Несмотря на наши споры и даже ругань, я с Орликом дружу. Я его уважаю. Мне кажется, что он мой товарищ, хотя он старше на десять лет и участвовал как дружинник в революции пятого года, побывал в ссылке, мучился, бедствовал, левая рука у него перебита шашкой, не действует. В енисейской ссылке он перечитал уйму книг и знает в сто раз больше меня. И в двадцать раз больше Шуры. Ведь Шура не очень много читал. И все же Шуре я доверяю больше. «Сначала собрать факты, — говорит Шура, — а потом делать выводы. Наум, как всегда, торопится».

Шура — человек кропотливый, основательный. Любитель статистики.
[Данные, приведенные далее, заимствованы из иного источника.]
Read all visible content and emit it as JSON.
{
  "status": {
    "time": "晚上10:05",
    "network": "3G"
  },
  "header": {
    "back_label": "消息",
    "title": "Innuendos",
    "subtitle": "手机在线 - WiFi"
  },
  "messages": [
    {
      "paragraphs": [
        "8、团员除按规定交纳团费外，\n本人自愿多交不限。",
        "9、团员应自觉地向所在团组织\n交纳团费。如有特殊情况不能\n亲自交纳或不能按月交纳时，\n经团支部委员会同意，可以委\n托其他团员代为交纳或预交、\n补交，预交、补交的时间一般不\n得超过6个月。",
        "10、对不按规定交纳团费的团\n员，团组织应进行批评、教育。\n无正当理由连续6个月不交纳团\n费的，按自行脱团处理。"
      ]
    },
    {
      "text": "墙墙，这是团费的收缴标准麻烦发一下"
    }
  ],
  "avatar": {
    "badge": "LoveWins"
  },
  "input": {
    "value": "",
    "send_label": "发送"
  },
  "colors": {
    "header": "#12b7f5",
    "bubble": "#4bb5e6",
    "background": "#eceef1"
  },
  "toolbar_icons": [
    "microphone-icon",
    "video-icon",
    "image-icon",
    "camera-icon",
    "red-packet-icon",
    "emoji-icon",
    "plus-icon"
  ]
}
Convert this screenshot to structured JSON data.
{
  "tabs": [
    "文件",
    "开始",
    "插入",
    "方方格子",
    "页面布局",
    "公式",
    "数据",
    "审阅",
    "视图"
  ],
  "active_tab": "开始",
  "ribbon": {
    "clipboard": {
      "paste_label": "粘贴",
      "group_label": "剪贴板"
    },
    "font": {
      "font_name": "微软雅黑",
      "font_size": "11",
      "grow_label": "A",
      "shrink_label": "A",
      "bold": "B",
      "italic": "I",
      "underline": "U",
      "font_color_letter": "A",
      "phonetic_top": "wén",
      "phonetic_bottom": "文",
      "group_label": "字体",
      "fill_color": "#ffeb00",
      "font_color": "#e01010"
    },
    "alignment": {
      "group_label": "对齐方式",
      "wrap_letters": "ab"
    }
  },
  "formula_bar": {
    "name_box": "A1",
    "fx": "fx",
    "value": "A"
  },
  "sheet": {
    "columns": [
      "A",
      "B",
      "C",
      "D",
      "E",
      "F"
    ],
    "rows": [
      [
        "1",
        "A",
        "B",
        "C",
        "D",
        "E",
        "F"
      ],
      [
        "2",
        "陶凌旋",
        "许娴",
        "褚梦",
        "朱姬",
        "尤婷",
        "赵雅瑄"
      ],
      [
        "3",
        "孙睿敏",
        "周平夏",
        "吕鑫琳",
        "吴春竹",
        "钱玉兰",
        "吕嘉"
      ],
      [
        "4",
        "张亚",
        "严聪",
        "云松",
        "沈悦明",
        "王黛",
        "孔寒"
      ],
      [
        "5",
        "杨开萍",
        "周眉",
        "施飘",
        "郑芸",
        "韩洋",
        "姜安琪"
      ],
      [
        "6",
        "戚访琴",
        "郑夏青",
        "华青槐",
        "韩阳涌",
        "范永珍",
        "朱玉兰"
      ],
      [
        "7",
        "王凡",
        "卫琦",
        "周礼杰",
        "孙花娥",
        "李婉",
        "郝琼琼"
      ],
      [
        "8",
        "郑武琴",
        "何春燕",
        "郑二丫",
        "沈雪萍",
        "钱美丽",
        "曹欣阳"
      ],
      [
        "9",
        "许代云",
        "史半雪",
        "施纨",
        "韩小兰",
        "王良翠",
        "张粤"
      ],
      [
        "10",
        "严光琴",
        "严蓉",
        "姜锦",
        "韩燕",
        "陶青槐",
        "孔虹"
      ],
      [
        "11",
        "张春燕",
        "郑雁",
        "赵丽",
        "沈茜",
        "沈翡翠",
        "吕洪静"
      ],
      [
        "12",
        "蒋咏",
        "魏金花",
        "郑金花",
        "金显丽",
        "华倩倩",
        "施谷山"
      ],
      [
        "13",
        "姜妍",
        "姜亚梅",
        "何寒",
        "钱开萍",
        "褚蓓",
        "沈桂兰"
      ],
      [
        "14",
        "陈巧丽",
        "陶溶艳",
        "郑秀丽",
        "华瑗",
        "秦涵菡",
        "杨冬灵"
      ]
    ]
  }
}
А факты такие: Мигулину теперь сорок шесть. Если он и революционер, то действительно старый. Но, говорят, еще крепок, силен и в походе, и в скачках, в рубке, во всех казацких занятиях ловок. Все подтверждают и другое — образованный, книгочей, грамотней его не сыскать, сначала учился в церковноприходской, потом в гимназии, в Новочеркасском юнкерском, и все своим горбом, натужливыми стараниями, помочь некому, он из бедняков, и, когда выбирали, кого посылать в Петербург, в Думу, с приговором станичного сбора насчет призывников, выбрали его. Потому что выступил на сборе зажигательно. Девятьсот шестой год. Он только что вернулся с полком из Маньчжурии, заслужил там четыре ордена и повышение в чине — стал подъесаулом. А в родной станице на сборе сразу врезался в стычку с начальством. Дело касалось больного и травленого в казачьей душе — того, что называлось «содействие войск гражданским властям». Как раз в ту пору правительство решило усилить «внутренние» войска и призвать казаков второй и третьей очереди да еще тех, кто вернулся с японской. Мало им казачьих частей в гарнизонах! Глупо думать, что нагаечная служба всем по нутру. Стали повсюду на сборах протестовать. Мой хозяин в Михайлинской вспоминает: молодые орали смело, старики пытались вразумлять, но без особого пыла. Мигулин поехал в Питер с наказом от станичников, чтоб вторую и третью очереди не тянули, а на обратном пути внезапный арест, гауптвахта в Новочеркасске, лишение офицерского звания и отчисление из войска… Ну как, считать ли это событие революционным актом? По мне, так непременно. Для казачьего офицера такое выступление против властей — дело неслыханное. А уж для личной судьбы тут подлинно революционный зигзаг — все сломано, карьера рухнула, служба потеряна…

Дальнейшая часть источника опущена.